Istanbul : Travelling sur la ville

mercredi 24 mars 2010, par Jérémie Couston

LE FIL CINéMA - Büyükada, Gümüssuyu... Fatih Akin (“Soul Kitchen”, en salles cette semaine) et quatre de ses confrères racontent les quartiers stambouliotes qu’ils ont pris pour décor de leur(s) film(s). Voire pour personnage... On continue notre visite d’Istanbul.

Propos recueillis par Jérémie Couston

A la différence de New York, qui a trouvé en Woody Allen son prophète, Istanbul a longtemps attendu des cinéastes pour la mettre en scène avec passion. Depuis la renaissance du cinéma turc, à la fin des années 90, deux générations de réalisateurs, nés après 1950, ont fait de leur ville une vedette. Rencontre avec cinq d’entre eux, à Paris et à Rennes, où le festival Travelling leur rendait hommage.

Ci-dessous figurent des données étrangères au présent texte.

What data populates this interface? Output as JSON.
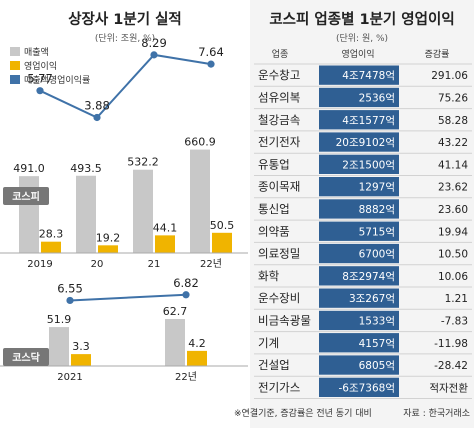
{
  "left_title": "상장사 1분기 실적",
  "left_unit": "(단위: 조원, %)",
  "right_title": "코스피 업종별 1분기 영업이익",
  "right_unit": "(단위: 원, %)",
  "footnote": "※연결기준, 증감률은 전년 동기 대비",
  "source": "자료 : 한국거래소",
  "colors": {
    "sales": "#c8c8c8",
    "op": "#f0b400",
    "margin": "#3f72a8",
    "op_cell": "#2f5f93",
    "market_tag": "#777777"
  },
  "chart_data": [
    {
      "type": "bar",
      "market_label": "코스피",
      "categories": [
        "2019",
        "20",
        "21",
        "22년"
      ],
      "series": [
        {
          "name": "매출액",
          "values": [
            491.0,
            493.5,
            532.2,
            660.9
          ],
          "labels": [
            "491.0",
            "493.5",
            "532.2",
            "660.9"
          ]
        },
        {
          "name": "영업이익",
          "values": [
            28.3,
            19.2,
            44.1,
            50.5
          ],
          "labels": [
            "28.3",
            "19.2",
            "44.1",
            "50.5"
          ]
        },
        {
          "name": "매출액영업이익률",
          "type": "line",
          "values": [
            5.77,
            3.88,
            8.29,
            7.64
          ],
          "labels": [
            "5.77",
            "3.88",
            "8.29",
            "7.64"
          ]
        }
      ]
    },
    {
      "type": "bar",
      "market_label": "코스닥",
      "categories": [
        "2021",
        "22년"
      ],
      "series": [
        {
          "name": "매출액",
          "values": [
            51.9,
            62.7
          ],
          "labels": [
            "51.9",
            "62.7"
          ]
        },
        {
          "name": "영업이익",
          "values": [
            3.3,
            4.2
          ],
          "labels": [
            "3.3",
            "4.2"
          ]
        },
        {
          "name": "매출액영업이익률",
          "type": "line",
          "values": [
            6.55,
            6.82
          ],
          "labels": [
            "6.55",
            "6.82"
          ]
        }
      ]
    },
    {
      "type": "table",
      "columns": [
        "업종",
        "영업이익",
        "증감률"
      ],
      "rows": [
        [
          "운수창고",
          "4조7478억",
          "291.06"
        ],
        [
          "섬유의복",
          "2536억",
          "75.26"
        ],
        [
          "철강금속",
          "4조1577억",
          "58.28"
        ],
        [
          "전기전자",
          "20조9102억",
          "43.22"
        ],
        [
          "유통업",
          "2조1500억",
          "41.14"
        ],
        [
          "종이목재",
          "1297억",
          "23.62"
        ],
        [
          "통신업",
          "8882억",
          "23.60"
        ],
        [
          "의약품",
          "5715억",
          "19.94"
        ],
        [
          "의료정밀",
          "6700억",
          "10.50"
        ],
        [
          "화학",
          "8조2974억",
          "10.06"
        ],
        [
          "운수장비",
          "3조267억",
          "1.21"
        ],
        [
          "비금속광물",
          "1533억",
          "-7.83"
        ],
        [
          "기계",
          "4157억",
          "-11.98"
        ],
        [
          "건설업",
          "6805억",
          "-28.42"
        ],
        [
          "전기가스",
          "-6조7368억",
          "적자전환"
        ]
      ]
    }
  ]
}
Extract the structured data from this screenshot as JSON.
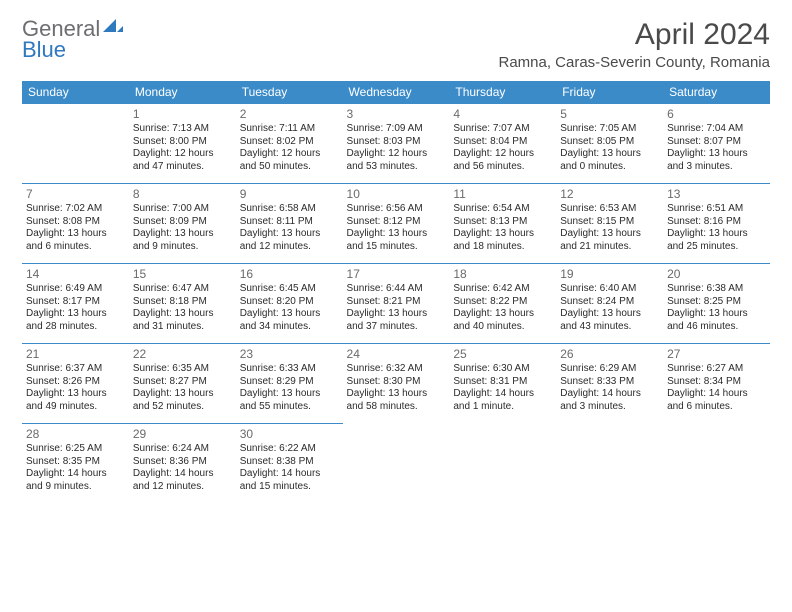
{
  "logo": {
    "word1": "General",
    "word2": "Blue",
    "mark_fill": "#2f79bf"
  },
  "title": "April 2024",
  "location": "Ramna, Caras-Severin County, Romania",
  "day_headers": [
    "Sunday",
    "Monday",
    "Tuesday",
    "Wednesday",
    "Thursday",
    "Friday",
    "Saturday"
  ],
  "colors": {
    "header_bg": "#3b8bc9",
    "header_text": "#ffffff",
    "cell_border": "#3b8bc9",
    "daynum": "#6a6a6a",
    "body_text": "#2b2b2b",
    "title_text": "#4a4a4a"
  },
  "weeks": [
    [
      null,
      {
        "n": "1",
        "sr": "Sunrise: 7:13 AM",
        "ss": "Sunset: 8:00 PM",
        "d1": "Daylight: 12 hours",
        "d2": "and 47 minutes."
      },
      {
        "n": "2",
        "sr": "Sunrise: 7:11 AM",
        "ss": "Sunset: 8:02 PM",
        "d1": "Daylight: 12 hours",
        "d2": "and 50 minutes."
      },
      {
        "n": "3",
        "sr": "Sunrise: 7:09 AM",
        "ss": "Sunset: 8:03 PM",
        "d1": "Daylight: 12 hours",
        "d2": "and 53 minutes."
      },
      {
        "n": "4",
        "sr": "Sunrise: 7:07 AM",
        "ss": "Sunset: 8:04 PM",
        "d1": "Daylight: 12 hours",
        "d2": "and 56 minutes."
      },
      {
        "n": "5",
        "sr": "Sunrise: 7:05 AM",
        "ss": "Sunset: 8:05 PM",
        "d1": "Daylight: 13 hours",
        "d2": "and 0 minutes."
      },
      {
        "n": "6",
        "sr": "Sunrise: 7:04 AM",
        "ss": "Sunset: 8:07 PM",
        "d1": "Daylight: 13 hours",
        "d2": "and 3 minutes."
      }
    ],
    [
      {
        "n": "7",
        "sr": "Sunrise: 7:02 AM",
        "ss": "Sunset: 8:08 PM",
        "d1": "Daylight: 13 hours",
        "d2": "and 6 minutes."
      },
      {
        "n": "8",
        "sr": "Sunrise: 7:00 AM",
        "ss": "Sunset: 8:09 PM",
        "d1": "Daylight: 13 hours",
        "d2": "and 9 minutes."
      },
      {
        "n": "9",
        "sr": "Sunrise: 6:58 AM",
        "ss": "Sunset: 8:11 PM",
        "d1": "Daylight: 13 hours",
        "d2": "and 12 minutes."
      },
      {
        "n": "10",
        "sr": "Sunrise: 6:56 AM",
        "ss": "Sunset: 8:12 PM",
        "d1": "Daylight: 13 hours",
        "d2": "and 15 minutes."
      },
      {
        "n": "11",
        "sr": "Sunrise: 6:54 AM",
        "ss": "Sunset: 8:13 PM",
        "d1": "Daylight: 13 hours",
        "d2": "and 18 minutes."
      },
      {
        "n": "12",
        "sr": "Sunrise: 6:53 AM",
        "ss": "Sunset: 8:15 PM",
        "d1": "Daylight: 13 hours",
        "d2": "and 21 minutes."
      },
      {
        "n": "13",
        "sr": "Sunrise: 6:51 AM",
        "ss": "Sunset: 8:16 PM",
        "d1": "Daylight: 13 hours",
        "d2": "and 25 minutes."
      }
    ],
    [
      {
        "n": "14",
        "sr": "Sunrise: 6:49 AM",
        "ss": "Sunset: 8:17 PM",
        "d1": "Daylight: 13 hours",
        "d2": "and 28 minutes."
      },
      {
        "n": "15",
        "sr": "Sunrise: 6:47 AM",
        "ss": "Sunset: 8:18 PM",
        "d1": "Daylight: 13 hours",
        "d2": "and 31 minutes."
      },
      {
        "n": "16",
        "sr": "Sunrise: 6:45 AM",
        "ss": "Sunset: 8:20 PM",
        "d1": "Daylight: 13 hours",
        "d2": "and 34 minutes."
      },
      {
        "n": "17",
        "sr": "Sunrise: 6:44 AM",
        "ss": "Sunset: 8:21 PM",
        "d1": "Daylight: 13 hours",
        "d2": "and 37 minutes."
      },
      {
        "n": "18",
        "sr": "Sunrise: 6:42 AM",
        "ss": "Sunset: 8:22 PM",
        "d1": "Daylight: 13 hours",
        "d2": "and 40 minutes."
      },
      {
        "n": "19",
        "sr": "Sunrise: 6:40 AM",
        "ss": "Sunset: 8:24 PM",
        "d1": "Daylight: 13 hours",
        "d2": "and 43 minutes."
      },
      {
        "n": "20",
        "sr": "Sunrise: 6:38 AM",
        "ss": "Sunset: 8:25 PM",
        "d1": "Daylight: 13 hours",
        "d2": "and 46 minutes."
      }
    ],
    [
      {
        "n": "21",
        "sr": "Sunrise: 6:37 AM",
        "ss": "Sunset: 8:26 PM",
        "d1": "Daylight: 13 hours",
        "d2": "and 49 minutes."
      },
      {
        "n": "22",
        "sr": "Sunrise: 6:35 AM",
        "ss": "Sunset: 8:27 PM",
        "d1": "Daylight: 13 hours",
        "d2": "and 52 minutes."
      },
      {
        "n": "23",
        "sr": "Sunrise: 6:33 AM",
        "ss": "Sunset: 8:29 PM",
        "d1": "Daylight: 13 hours",
        "d2": "and 55 minutes."
      },
      {
        "n": "24",
        "sr": "Sunrise: 6:32 AM",
        "ss": "Sunset: 8:30 PM",
        "d1": "Daylight: 13 hours",
        "d2": "and 58 minutes."
      },
      {
        "n": "25",
        "sr": "Sunrise: 6:30 AM",
        "ss": "Sunset: 8:31 PM",
        "d1": "Daylight: 14 hours",
        "d2": "and 1 minute."
      },
      {
        "n": "26",
        "sr": "Sunrise: 6:29 AM",
        "ss": "Sunset: 8:33 PM",
        "d1": "Daylight: 14 hours",
        "d2": "and 3 minutes."
      },
      {
        "n": "27",
        "sr": "Sunrise: 6:27 AM",
        "ss": "Sunset: 8:34 PM",
        "d1": "Daylight: 14 hours",
        "d2": "and 6 minutes."
      }
    ],
    [
      {
        "n": "28",
        "sr": "Sunrise: 6:25 AM",
        "ss": "Sunset: 8:35 PM",
        "d1": "Daylight: 14 hours",
        "d2": "and 9 minutes."
      },
      {
        "n": "29",
        "sr": "Sunrise: 6:24 AM",
        "ss": "Sunset: 8:36 PM",
        "d1": "Daylight: 14 hours",
        "d2": "and 12 minutes."
      },
      {
        "n": "30",
        "sr": "Sunrise: 6:22 AM",
        "ss": "Sunset: 8:38 PM",
        "d1": "Daylight: 14 hours",
        "d2": "and 15 minutes."
      },
      null,
      null,
      null,
      null
    ]
  ]
}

Pelin Esmer : “Surprise garantie...”

Née à Istanbul en 1972, Pelin Esmer est diplômée en sociologie à l’université du Bosphore. Après deux documentaires, “10 to 11” est son premier long métrage de fiction. Il raconte l’amitié d’un vieux collectionneur de journaux et du concierge de son immeuble, promis à la destruction.
« Istanbul peut être considérée comme le troisième personnage de mon film, le lien entre les deux hommes. Grâce à sa collection, le vieillard va permettre au concierge de découvrir une ville qu’il n’a pas eu l’occasion de parcourir, puisqu’il n’a presque jamais quitté sa loge... J’ai tourné dans le centre historique d’Istanbul, sur la rive asiatique, à Gümüssuyu. Les maisons des années 40 et 50 ont été démolies, remplacées par des immeubles neufs qui respectent les normes sismiques. L’Etat en profite, parfois, pour exproprier les populations pauvres, notamment les Roms, relogés à plusieurs dizaines de kilomètres de là, déracinés. J’ai vécu pendant un an en Californie et pendant quelques mois à Paris, où j’ai écrit le scénario de 10 to 11. Mais je reviens toujours à Istanbul. Pas seulement pour mes amis et ma famille, mais parce que c’est une ville qui m’épate. Tous les matins, quand je me réveille, la surprise est ga­rantie, bonne ou mauvaise. C’est une raison suffisante pour y vivre ! »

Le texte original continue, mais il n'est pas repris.